Toyota’s ties to Kyle Larson were severed more than three years ago, but the loss of the young driver still has an impact on the manufacturer’s NASCAR strategy.
With connections to a bevy of prospects, such as Erik Jones and Christopher Bell (who won last month at Eldora Speedway in only his third Camping World Truck Series start), Toyota has placed renewed focus on plotting how to keep youth under its umbrella while climbing the NASCAR ladder.
That wasn’t the case with Larson, who signed with Chip Ganassi Racing before the 2012 season after excelling in sprint cars with Toyota funding. Within two years, Larson, 23, reached the Sprint Cup Series in a Chevrolet fielded by Ganassi.
“(Larson) was very successful in our short-track stuff, loved Toyota, won all kinds of races, but we couldn’t find a home for him, so Chip got him,” Ed Laukes, Toyota Motor Sales USA vice president for marketing, performance and guest experience, recently told NBC Sports. “That was a huge investment in him that ended up leaving.
“We’re trying to make sure that doesn’t happen in the future, so everybody is getting creative to say that if Erik Jones is this phenom that everyone thinks he is, that we try to find a home for him when it comes time for him to go to Cup.”
Jones made his Sprint Cup debut three months ago at Kansas Speedway. He said Friday at Michigan International Speedway that there are no plans for him to run any additional Cup races this season. He is ranked third in the truck standings and has two Xfinity victories. Team owner Joe Gibbs said the plan is to run Jones, 19, full time in Xfinity and part time in Cup next year.
JGR’s Sprint Cup stable is at the four-car capacity and enjoying stability with veterans Kyle Busch, Carl Edwards, Denny Hamlin and Matt Kenseth. So if Jones were ready to make the leap to NASCAR’s premier series in 2017, it might require Gibbs farming him out to a Toyota-affiliated team – which is where the manufacturer would play an important role in brokering a deal.
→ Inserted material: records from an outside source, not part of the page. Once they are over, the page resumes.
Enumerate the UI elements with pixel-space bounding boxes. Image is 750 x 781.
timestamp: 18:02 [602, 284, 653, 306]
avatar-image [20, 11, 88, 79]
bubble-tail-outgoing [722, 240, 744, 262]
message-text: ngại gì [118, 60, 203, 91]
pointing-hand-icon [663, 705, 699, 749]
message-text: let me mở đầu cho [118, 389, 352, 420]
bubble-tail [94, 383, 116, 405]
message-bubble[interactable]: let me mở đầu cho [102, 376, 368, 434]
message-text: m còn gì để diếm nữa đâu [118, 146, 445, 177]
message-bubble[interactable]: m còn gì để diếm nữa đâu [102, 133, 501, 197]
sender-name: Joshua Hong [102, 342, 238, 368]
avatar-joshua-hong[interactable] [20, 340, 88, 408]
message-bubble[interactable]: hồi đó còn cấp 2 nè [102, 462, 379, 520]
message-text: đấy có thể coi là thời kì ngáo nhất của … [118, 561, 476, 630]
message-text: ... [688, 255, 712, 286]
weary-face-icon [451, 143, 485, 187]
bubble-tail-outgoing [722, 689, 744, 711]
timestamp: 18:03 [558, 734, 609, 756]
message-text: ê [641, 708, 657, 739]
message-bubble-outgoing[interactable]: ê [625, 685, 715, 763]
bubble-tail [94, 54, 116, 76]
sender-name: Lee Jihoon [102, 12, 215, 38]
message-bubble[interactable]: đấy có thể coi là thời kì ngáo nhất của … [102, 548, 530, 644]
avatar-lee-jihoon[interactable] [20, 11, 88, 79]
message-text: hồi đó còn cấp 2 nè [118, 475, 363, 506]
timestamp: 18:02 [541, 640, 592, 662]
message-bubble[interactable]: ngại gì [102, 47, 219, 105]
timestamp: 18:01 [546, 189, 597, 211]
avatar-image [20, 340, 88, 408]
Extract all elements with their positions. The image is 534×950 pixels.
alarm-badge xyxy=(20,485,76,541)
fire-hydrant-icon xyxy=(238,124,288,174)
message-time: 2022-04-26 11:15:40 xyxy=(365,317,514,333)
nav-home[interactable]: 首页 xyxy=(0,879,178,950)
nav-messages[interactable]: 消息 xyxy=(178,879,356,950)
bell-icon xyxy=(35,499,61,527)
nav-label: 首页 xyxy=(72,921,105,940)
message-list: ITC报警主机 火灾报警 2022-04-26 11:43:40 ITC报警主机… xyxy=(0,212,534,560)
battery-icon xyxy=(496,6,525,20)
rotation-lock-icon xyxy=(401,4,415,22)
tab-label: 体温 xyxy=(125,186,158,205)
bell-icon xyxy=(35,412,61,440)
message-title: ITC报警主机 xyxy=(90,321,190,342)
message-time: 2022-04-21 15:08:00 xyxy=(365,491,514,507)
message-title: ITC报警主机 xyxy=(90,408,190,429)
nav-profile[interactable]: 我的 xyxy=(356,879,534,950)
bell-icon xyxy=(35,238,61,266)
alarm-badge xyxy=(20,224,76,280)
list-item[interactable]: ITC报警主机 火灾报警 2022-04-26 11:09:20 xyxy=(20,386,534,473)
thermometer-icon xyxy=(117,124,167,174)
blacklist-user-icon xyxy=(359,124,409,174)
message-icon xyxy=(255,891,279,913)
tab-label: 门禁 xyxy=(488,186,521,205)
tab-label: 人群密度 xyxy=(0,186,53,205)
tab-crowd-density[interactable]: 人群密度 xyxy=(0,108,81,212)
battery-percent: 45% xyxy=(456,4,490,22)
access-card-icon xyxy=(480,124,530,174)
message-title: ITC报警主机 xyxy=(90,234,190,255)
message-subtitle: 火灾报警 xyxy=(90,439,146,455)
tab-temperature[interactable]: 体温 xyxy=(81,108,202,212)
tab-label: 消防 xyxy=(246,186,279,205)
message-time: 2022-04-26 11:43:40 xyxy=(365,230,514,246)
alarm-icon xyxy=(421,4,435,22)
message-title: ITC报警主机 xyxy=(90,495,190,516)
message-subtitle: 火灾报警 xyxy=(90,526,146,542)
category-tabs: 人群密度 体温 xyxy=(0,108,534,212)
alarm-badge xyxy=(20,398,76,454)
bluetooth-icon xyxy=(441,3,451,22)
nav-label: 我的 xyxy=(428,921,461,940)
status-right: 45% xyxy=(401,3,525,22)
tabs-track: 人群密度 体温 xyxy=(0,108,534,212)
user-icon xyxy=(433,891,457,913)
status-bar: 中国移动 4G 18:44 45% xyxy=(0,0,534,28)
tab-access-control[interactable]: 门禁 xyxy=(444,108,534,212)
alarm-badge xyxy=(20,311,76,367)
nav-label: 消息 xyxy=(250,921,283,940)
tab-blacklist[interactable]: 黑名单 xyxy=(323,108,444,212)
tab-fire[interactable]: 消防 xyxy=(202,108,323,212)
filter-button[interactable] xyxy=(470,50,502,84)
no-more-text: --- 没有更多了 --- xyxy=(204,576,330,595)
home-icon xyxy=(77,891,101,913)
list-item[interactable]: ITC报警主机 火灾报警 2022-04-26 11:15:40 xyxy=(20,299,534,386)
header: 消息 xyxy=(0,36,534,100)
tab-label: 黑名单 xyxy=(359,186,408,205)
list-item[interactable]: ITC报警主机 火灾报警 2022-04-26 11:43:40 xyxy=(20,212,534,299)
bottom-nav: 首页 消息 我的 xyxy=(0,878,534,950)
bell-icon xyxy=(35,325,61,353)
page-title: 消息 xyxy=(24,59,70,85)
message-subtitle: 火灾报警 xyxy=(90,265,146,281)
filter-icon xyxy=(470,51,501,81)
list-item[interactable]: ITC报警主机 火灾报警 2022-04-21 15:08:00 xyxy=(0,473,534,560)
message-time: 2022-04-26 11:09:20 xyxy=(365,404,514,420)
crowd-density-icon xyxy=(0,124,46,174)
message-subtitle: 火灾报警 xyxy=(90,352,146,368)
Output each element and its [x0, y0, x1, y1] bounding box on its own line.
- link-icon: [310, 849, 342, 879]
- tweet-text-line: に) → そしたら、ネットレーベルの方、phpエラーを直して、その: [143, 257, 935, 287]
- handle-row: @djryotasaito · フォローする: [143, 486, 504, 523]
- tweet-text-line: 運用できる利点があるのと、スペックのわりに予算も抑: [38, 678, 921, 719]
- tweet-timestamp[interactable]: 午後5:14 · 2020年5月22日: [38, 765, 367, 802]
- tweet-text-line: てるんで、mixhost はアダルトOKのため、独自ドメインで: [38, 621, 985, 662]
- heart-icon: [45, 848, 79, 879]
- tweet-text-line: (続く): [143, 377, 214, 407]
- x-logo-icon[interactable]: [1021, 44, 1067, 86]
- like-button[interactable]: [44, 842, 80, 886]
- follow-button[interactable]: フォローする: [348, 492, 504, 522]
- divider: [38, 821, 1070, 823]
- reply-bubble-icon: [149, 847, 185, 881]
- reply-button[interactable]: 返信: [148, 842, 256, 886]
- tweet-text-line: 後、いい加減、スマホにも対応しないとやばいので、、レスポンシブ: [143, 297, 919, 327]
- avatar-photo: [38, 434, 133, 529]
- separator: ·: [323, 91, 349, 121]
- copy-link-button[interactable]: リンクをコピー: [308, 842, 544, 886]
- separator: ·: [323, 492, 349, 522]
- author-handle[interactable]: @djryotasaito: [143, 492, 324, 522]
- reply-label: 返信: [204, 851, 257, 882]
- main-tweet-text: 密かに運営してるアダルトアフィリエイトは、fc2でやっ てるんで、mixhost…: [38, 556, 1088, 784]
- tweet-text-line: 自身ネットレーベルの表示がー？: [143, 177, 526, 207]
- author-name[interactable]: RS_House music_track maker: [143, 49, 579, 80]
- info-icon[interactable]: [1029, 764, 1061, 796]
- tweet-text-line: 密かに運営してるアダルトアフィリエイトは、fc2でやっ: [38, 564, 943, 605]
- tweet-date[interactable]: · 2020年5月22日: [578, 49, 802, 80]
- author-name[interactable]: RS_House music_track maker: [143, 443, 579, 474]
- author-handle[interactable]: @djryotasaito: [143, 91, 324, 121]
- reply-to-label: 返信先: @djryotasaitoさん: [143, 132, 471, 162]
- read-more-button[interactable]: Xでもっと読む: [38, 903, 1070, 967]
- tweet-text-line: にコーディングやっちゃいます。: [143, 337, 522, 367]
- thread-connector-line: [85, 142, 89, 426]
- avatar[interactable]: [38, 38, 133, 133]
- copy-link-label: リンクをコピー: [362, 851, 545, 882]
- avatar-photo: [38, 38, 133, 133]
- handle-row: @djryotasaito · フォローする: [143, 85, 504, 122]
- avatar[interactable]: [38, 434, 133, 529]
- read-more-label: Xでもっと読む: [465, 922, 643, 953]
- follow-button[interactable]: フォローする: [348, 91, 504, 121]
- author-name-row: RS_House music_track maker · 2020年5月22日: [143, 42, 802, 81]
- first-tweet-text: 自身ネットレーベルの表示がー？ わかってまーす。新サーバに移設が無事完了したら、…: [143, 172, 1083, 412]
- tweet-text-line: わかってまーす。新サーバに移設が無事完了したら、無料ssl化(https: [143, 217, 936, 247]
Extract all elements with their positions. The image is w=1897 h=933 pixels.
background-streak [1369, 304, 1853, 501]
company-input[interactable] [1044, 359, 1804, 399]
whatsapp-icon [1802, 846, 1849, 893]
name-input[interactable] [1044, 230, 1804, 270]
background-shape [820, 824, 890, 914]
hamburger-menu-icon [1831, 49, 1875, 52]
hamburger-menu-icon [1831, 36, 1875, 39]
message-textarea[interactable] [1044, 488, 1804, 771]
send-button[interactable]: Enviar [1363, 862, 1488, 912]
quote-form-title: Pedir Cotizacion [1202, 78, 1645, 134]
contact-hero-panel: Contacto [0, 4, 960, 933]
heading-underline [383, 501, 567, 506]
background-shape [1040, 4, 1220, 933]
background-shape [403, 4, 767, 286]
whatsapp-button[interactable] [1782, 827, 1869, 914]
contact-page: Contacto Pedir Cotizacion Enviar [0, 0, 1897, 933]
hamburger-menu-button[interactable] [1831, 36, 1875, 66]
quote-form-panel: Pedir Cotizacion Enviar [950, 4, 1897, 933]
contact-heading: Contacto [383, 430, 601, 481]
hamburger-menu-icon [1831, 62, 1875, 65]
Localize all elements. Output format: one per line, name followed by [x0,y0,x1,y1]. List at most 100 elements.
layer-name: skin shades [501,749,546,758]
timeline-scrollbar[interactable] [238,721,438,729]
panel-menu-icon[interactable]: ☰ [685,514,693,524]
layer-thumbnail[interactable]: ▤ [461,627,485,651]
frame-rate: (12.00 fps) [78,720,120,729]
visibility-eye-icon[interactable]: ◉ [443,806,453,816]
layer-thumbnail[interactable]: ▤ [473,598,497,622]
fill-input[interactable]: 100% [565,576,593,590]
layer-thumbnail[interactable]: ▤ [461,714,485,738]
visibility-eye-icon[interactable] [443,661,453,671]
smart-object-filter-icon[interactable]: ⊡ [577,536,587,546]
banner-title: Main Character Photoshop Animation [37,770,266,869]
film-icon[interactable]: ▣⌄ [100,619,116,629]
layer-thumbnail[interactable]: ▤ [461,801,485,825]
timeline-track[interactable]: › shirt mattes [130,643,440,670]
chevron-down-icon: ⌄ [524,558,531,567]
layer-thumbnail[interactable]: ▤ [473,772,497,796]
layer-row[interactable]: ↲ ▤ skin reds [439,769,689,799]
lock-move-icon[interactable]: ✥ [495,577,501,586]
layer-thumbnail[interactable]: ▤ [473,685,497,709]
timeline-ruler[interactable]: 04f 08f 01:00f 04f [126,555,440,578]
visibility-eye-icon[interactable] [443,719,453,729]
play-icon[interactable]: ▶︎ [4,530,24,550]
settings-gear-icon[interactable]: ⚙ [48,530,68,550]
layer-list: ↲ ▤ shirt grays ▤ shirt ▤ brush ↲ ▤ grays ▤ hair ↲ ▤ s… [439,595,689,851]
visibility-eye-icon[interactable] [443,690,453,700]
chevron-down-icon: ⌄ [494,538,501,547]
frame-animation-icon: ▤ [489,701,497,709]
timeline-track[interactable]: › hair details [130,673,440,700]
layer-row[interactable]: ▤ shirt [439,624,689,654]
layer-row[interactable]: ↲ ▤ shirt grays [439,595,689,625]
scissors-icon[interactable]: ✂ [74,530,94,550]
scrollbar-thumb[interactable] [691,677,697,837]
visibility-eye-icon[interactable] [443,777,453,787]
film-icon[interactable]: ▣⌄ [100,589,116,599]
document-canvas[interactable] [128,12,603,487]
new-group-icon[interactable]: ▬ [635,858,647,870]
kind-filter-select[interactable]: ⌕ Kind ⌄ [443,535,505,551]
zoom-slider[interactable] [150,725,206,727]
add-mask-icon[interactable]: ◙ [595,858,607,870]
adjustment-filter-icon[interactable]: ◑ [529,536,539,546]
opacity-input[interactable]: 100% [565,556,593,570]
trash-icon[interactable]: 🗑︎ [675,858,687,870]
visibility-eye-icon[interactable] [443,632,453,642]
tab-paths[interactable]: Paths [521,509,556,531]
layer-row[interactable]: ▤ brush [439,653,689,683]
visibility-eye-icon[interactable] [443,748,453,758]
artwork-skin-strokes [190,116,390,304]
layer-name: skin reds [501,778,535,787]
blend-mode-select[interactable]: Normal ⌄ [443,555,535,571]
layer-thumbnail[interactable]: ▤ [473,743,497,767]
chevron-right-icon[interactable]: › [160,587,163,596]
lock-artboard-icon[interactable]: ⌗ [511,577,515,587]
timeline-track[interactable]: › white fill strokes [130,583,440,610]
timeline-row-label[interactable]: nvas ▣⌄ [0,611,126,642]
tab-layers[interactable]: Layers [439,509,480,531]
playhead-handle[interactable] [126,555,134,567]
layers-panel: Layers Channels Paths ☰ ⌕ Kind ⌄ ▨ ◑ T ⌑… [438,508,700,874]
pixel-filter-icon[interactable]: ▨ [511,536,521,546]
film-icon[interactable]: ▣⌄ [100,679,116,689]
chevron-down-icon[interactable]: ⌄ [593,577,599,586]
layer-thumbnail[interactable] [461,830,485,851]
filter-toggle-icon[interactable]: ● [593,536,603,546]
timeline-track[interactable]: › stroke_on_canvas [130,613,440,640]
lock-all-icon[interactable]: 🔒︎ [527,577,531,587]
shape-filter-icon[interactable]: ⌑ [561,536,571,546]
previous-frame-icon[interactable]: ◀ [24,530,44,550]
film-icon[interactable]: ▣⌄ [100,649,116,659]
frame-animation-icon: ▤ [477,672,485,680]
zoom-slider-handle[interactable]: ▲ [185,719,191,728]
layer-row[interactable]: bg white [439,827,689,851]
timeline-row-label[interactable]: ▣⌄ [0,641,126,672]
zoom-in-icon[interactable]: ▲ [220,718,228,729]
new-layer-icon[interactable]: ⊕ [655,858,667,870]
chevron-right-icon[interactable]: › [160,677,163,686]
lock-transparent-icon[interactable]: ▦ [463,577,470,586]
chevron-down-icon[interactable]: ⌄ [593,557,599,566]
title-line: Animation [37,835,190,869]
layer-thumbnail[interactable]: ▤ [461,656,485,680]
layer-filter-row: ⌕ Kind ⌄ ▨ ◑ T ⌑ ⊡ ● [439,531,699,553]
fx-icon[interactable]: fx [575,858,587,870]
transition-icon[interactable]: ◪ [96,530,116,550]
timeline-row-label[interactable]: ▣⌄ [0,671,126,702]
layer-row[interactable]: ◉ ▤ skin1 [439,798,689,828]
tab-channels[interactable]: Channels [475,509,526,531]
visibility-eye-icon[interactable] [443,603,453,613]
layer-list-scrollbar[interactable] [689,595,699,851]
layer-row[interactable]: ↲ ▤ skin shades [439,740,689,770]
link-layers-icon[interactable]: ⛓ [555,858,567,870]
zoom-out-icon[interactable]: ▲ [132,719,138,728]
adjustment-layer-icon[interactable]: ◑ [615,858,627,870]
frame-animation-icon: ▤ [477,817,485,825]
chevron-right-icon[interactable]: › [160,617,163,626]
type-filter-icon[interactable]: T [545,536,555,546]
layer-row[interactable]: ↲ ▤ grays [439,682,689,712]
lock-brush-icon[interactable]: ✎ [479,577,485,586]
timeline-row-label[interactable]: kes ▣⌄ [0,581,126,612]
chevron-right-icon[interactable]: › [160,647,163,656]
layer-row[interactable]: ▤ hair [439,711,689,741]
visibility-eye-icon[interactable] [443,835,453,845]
“We don’t own a team; that’s where it gets tricky,” said Laukes, also a member of Toyota Racing Development’s board of directors. “We don’t get a lot of young, talented drivers who have dads that are gazillionaires wiling to fund their kids. You get into Cup, that number gets big to be writing the check. We’ll do everything in our power to make sure Erik or any other young guys are set.”
Laukes said Toyota also is keeping an eye on Daniel Suarez, 23. The Monterrey, Mexico, native is ranked seventh in Xfinity standings in his rookie season with JGR.
“That’s probably the most underreported story in all of NASCAR,” Laukes said. “He’s racing tracks he’s never been on in his life, and he’s top five and leading races. It shows that if you give him good stuff on a decent track, the kid’s going to be really good. And he’s good for the sport with the Hispanic audience.
“I hope that we can find a runway for all those guys. Everyone has a lot of investment in their future. But we also are very fortunate to have the four guys at Gibbs with Matt, Carl, Kyle and Denny.”
Much of the blueprint could depend on what happens with Michael Waltrip Racing, whose co-owner Rob Kauffman has agreed to buy a stake in Ganassi’s team. Laukes said Toyota should have clarity within a “couple of weeks” on the future for MWR, which hasn’t committed to running a Toyota next year.
“We talked to Rob,” Laukes said. “It’s really going to fall into his court. We don’t have any firm decisions about how that whole thing is going to look. We’re waiting on him to make a final decision.”
If MWR were to leave, it seems probably Toyota Racing Development would add a team such as Furniture Row Racing (which is seeking a new manufacturer). TRD builds engines for six teams (four for JGR, two for MWR), and Laukes said the company would maintain that supply in ’16.
“Whether they go in MWR cars or into the Gibbs rotation, or another team we partner with down the road, that’s all fluid,” Laukes said. “There’s always conversations going around with (teams) having an interest (in Toyota). Every weekend my phone rings or someone stops by, and we’ve got great relationships with a lot of teams out there.”